Using the formula for the volume of a cone, V = (1/3) * π * r^2 * h, we can find the volume in terms of h1 and r:
V = (1/3) * π * r^2 * h1
To relate the change in volume V to the change in height h1, we can differentiate both sides of the equation with respect to time t (since the rates are given in terms of minutes):
dV/dt = (1/3) * π * (2r * dr/dt * h1 + r^2 * dh1/dt)
Now, we need to express dr/dt (the change in radius with respect to time) and dh1/dt (the change in height with respect to time) in terms of the known rates:
Given that dr/dt = dh1/dt (the radius is changing at the same rate as the height is rising), we can substitute them into the equation:
dV/dt = (1/3) * π * (2r * dr/dt * h1 + r^2 * dh1/dt)
= (1/3) * π * (2r * dr/dt + r^2 * dh1/dt) * h1
Now, let's substitute the known values into the equation:
- The tank height H is 15 meters.
- The height of the water h1 is 1.0 meters.
- The rising rate dh1/dt is 21 centimeters per minute (-0.21 meters per minute).

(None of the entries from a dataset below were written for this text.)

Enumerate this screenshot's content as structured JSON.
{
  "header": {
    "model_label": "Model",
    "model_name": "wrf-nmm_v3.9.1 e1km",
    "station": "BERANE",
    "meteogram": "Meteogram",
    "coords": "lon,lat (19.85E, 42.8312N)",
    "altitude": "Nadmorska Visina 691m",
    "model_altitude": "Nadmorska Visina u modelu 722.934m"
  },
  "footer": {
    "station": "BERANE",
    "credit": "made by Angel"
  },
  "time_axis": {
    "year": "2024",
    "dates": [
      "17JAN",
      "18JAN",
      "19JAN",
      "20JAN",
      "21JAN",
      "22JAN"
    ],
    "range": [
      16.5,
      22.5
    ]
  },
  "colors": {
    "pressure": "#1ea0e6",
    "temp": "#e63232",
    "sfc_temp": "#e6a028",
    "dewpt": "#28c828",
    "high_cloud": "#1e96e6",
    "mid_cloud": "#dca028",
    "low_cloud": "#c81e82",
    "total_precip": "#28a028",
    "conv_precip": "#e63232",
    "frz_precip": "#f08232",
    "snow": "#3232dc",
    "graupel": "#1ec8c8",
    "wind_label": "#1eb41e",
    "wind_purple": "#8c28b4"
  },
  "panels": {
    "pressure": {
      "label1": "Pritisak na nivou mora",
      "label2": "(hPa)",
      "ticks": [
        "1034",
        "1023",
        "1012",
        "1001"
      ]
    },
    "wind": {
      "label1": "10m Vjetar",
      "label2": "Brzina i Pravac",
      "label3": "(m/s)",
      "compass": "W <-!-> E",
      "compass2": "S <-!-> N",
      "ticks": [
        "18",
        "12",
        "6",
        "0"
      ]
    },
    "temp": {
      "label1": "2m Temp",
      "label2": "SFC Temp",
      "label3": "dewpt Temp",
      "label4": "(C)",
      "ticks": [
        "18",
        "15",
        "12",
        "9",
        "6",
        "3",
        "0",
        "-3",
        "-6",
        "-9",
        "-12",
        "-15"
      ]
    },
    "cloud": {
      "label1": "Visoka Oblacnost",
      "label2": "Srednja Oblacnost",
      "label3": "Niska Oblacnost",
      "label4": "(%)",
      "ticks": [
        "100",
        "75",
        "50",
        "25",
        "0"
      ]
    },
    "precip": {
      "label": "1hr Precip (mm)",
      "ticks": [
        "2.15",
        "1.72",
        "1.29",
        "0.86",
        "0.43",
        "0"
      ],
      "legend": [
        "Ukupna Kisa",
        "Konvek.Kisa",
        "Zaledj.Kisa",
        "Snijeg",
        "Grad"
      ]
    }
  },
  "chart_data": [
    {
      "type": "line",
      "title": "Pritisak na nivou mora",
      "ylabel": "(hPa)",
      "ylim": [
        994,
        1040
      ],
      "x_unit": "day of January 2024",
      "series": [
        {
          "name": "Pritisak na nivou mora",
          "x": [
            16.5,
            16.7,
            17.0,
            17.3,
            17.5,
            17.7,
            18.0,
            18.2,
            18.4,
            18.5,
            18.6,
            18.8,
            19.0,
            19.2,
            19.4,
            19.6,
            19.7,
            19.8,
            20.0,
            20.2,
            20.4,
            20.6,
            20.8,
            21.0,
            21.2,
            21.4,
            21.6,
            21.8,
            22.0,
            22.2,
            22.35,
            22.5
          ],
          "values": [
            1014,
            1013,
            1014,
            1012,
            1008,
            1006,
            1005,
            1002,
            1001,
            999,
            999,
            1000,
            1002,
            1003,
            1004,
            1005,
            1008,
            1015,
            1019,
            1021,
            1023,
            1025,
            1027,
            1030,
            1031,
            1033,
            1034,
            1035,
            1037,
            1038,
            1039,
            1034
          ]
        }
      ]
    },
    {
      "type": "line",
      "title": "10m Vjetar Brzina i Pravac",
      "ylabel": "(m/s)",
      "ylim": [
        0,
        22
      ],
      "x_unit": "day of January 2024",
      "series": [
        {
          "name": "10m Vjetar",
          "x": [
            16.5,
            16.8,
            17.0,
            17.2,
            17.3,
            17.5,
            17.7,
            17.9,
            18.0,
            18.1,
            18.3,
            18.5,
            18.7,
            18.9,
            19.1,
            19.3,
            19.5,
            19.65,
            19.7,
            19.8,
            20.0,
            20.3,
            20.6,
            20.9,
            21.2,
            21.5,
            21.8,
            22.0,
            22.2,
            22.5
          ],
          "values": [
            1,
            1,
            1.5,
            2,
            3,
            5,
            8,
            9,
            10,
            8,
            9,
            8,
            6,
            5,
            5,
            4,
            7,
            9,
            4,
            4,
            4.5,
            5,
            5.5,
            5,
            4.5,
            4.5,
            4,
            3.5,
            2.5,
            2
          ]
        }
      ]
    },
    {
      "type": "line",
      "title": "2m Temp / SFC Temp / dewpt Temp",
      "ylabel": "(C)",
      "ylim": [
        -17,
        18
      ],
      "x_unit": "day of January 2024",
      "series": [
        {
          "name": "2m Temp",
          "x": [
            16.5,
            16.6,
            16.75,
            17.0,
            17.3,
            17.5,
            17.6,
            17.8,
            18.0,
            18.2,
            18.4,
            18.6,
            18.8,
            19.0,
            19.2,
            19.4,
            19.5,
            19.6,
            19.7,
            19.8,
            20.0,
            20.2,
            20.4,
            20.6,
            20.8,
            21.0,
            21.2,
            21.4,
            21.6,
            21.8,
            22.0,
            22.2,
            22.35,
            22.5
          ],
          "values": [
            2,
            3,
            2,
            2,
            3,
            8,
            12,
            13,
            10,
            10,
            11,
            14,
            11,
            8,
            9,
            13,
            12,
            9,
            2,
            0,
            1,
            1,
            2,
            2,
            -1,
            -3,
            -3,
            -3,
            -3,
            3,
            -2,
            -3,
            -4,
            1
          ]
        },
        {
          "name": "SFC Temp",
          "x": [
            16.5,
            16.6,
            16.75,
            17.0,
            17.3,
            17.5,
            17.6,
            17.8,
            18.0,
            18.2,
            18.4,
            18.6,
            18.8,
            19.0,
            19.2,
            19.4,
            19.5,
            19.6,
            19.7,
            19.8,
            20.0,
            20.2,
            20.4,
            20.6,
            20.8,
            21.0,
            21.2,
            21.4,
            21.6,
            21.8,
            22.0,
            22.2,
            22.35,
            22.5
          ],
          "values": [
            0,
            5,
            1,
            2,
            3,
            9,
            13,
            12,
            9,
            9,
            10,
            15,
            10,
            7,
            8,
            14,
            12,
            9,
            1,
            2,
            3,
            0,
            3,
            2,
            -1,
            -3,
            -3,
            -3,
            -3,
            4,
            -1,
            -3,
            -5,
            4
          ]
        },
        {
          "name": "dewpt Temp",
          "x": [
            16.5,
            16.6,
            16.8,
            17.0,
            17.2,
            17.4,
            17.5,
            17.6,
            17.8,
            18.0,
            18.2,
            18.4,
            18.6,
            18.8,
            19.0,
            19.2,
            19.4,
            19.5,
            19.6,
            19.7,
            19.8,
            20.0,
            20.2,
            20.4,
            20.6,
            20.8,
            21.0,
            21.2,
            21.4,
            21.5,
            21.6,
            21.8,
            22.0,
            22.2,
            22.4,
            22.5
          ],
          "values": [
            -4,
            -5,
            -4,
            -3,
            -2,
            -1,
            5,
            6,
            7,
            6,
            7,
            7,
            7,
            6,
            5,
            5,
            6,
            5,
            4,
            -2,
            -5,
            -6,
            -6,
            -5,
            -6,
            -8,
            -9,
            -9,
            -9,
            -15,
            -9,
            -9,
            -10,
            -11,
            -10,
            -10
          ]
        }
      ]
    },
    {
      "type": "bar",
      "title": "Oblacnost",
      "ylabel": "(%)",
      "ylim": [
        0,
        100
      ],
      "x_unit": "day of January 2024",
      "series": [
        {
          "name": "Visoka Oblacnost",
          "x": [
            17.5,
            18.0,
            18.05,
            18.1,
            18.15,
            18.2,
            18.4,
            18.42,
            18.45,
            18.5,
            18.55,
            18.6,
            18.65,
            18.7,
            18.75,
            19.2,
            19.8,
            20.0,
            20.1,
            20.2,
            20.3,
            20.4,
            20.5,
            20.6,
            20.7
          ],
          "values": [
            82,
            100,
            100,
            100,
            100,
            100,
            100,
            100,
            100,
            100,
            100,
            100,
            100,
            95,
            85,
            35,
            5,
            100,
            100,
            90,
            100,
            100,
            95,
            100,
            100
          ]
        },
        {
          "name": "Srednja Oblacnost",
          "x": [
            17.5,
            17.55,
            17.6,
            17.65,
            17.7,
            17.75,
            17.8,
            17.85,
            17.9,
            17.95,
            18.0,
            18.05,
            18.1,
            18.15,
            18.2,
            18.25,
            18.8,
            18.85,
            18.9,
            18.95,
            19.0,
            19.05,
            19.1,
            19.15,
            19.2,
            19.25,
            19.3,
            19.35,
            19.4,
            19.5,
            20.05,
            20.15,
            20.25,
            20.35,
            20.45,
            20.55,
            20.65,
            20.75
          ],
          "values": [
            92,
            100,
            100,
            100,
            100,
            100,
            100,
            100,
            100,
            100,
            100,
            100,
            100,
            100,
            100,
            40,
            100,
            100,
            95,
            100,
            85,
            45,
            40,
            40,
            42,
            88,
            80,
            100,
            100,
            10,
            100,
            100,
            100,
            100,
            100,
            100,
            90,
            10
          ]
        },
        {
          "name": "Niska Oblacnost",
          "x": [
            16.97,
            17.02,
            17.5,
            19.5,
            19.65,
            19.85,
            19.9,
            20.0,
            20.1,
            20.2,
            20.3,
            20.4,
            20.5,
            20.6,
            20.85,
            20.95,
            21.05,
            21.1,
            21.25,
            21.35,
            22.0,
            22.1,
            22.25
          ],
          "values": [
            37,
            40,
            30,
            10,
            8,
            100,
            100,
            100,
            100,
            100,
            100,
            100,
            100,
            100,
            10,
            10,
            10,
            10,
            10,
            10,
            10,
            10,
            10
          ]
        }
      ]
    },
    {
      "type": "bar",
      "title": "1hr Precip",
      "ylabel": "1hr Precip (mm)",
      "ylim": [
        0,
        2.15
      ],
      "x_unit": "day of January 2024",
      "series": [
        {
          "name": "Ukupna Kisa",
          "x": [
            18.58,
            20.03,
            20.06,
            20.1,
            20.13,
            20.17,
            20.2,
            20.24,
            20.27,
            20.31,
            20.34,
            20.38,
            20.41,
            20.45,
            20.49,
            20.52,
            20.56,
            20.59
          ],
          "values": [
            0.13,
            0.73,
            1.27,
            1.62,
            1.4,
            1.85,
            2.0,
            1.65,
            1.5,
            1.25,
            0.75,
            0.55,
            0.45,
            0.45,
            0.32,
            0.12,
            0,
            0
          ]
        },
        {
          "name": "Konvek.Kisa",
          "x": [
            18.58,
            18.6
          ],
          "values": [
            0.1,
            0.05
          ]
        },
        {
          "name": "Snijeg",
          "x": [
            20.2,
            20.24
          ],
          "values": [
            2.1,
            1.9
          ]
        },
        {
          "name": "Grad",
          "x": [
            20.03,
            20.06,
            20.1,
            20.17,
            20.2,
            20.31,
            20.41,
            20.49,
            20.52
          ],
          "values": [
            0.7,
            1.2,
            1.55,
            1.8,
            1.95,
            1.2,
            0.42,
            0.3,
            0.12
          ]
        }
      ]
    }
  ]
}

Since the overall height H = h1 + r, we can solve for r using the given values:
r = H - h1
= 15 - 1.0
= 14.0 meters
Now, we can substitute the known values into the equation:
dV/dt = (1/3) * π * (2 * 14.0 * dr/dt + 14.0^2 * (-0.21)) * 1.0
We are left with one unknown value, dr/dt (the rate at which the radius changes with time).
To find dr/dt, we use the fact that the rate at which the water level is rising is 21 centimeters per minute:
dh1/dt = 21 centimeters per minute
= 0.21 meters per minute
Since dr/dt = dh1/dt, dr/dt also equals 0.21 meters per minute.
Substituting dr/dt = 0.21 into the equation yields:
dV/dt = (1/3) * π * (2 * 14.0 * 0.21 + 14.0^2 * (-0.21)) * 1.0
Simplifying further:
dV/dt = (1/3) * π * (5.88 - 41.16) * 1.0
dV/dt = (1/3) * π * (-35.28) * 1.0
≈ -36.91π cubic meters per minute
Since the leaking rate is also given as -12200 cubic centimeters per minute, we can convert dV/dt to cubic centimeters per minute:
-36.91π m^3/minute ≈ -116017.39 cm^3/minute
For the rising rate, a positive value is given, so we drop the negative sign and write our final answer:
116017.39 cubic centimeters per minute.
Therefore, the rate at which water is being pumped into the tank is approximately 116017.39 cubic centimeters per minute.